Il raspare si fece frenetico, seguito da un vero e proprio ululato lamentoso.
Il suo.
" Zoe..." mormorai. Ma non era possibile, era morta da un anno... .
Con un coraggio che non credevo di avere, scesi dal letto e mi avvicinai alla porta. Qualunque cosa ci fosse dietro, raspava e gemeva in continuazione.
Aprii la porta.
E non vidi niente.
Prima ancora che potessi domandarmi qualsiasi cosa, ecco che lo sentii ancora.
Stavolta proveniva da sotto, dalla porta di ingresso, ed era ancora più frenetico.
Senza pensarci due volte, corsi giù e spalancai il portone.
In fondo al giardino, vidi una figura sinuosa strisciare nell' oscurità. Un profilo che non avrei mai e poi mai potuto confondere.
Feci un passo in quella direzione, uno solo, e poi sentii la terra mancarmi da sotto i piedi.
Sto scrivendo questa storia dal mio letto di ospedale.
Mi hanno trovata davanti alle macerie di casa, completamente illesa, salvo un grosso bernoccolo in testa causato dall' orribile vaso che mi ha regalato quel mostro di mia suocera che è precipitato dal balcone e mi ha centrata in pieno.
C'è stato un terremoto, una scossa terribile.
Se non fossi uscita di casa in tempo, a quest' ora sarei morta.
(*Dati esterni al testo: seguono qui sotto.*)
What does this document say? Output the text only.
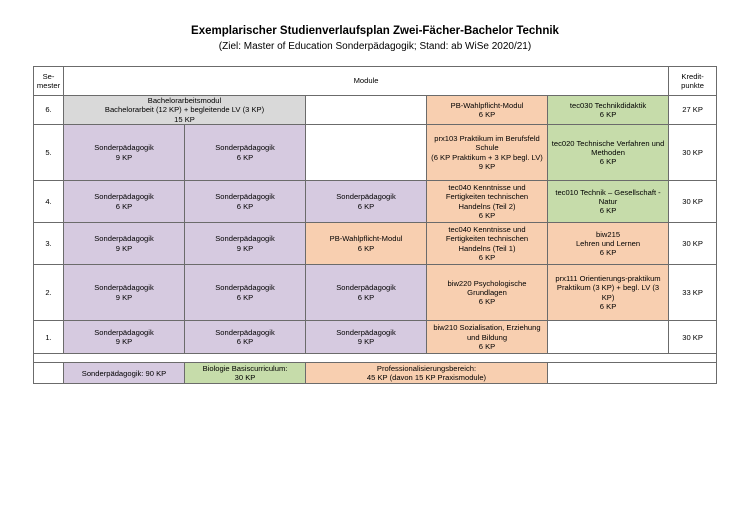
Exemplarischer Studienverlaufsplan Zwei-Fächer-Bachelor Technik
(Ziel: Master of Education Sonderpädagogik; Stand: ab WiSe 2020/21)
Se-
mester	Module					Kredit-
punkte

6.	Bachelorarbeitsmodul
Bachelorarbeit (12 KP) + begleitende LV (3 KP)
15 KP			PB-Wahlpflicht-Modul
6 KP	tec030 Technikdidaktik
6 KP	27 KP
5.	Sonderpädagogik
9 KP	Sonderpädagogik
6 KP		prx103 Praktikum im Berufsfeld Schule
(6 KP Praktikum + 3 KP begl. LV)
9 KP	tec020 Technische Verfahren und Methoden
6 KP	30 KP
4.	Sonderpädagogik
6 KP	Sonderpädagogik
6 KP	Sonderpädagogik
6 KP	tec040 Kenntnisse und Fertigkeiten technischen Handelns (Teil 2)
6 KP	tec010 Technik – Gesellschaft - Natur
6 KP	30 KP
3.	Sonderpädagogik
9 KP	Sonderpädagogik
9 KP	PB-Wahlpflicht-Modul
6 KP	tec040 Kenntnisse und Fertigkeiten technischen Handelns (Teil 1)
6 KP	biw215
Lehren und Lernen
6 KP	30 KP
2.	Sonderpädagogik
9 KP	Sonderpädagogik
6 KP	Sonderpädagogik
6 KP	biw220 Psychologische Grundlagen
6 KP	prx111 Orientierungs-praktikum
Praktikum (3 KP) + begl. LV (3 KP)
6 KP	33 KP
1.	Sonderpädagogik
9 KP	Sonderpädagogik
6 KP	Sonderpädagogik
9 KP	biw210 Sozialisation, Erziehung und Bildung
6 KP		30 KP

	Sonderpädagogik: 90 KP	Biologie Basiscurriculum:
30 KP	Professionalisierungsbereich:
45 KP (davon 15 KP Praxismodule)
Anche il bambino sta bene, per fortuna.
Dicono che sono stata fortunata... io penso che la mia fortuna abbia vissuto con me quindici anni, e poi sia tornata per ricambiare il favore che le avevo fatto.
E' tornata indietro per me, mi ha salvata ed è tornata nell' ombra.
Spero che il figlio che porto in grembo sia una bambina.
In tal caso, so già che nome porterà. Avrà un grande angelo custode.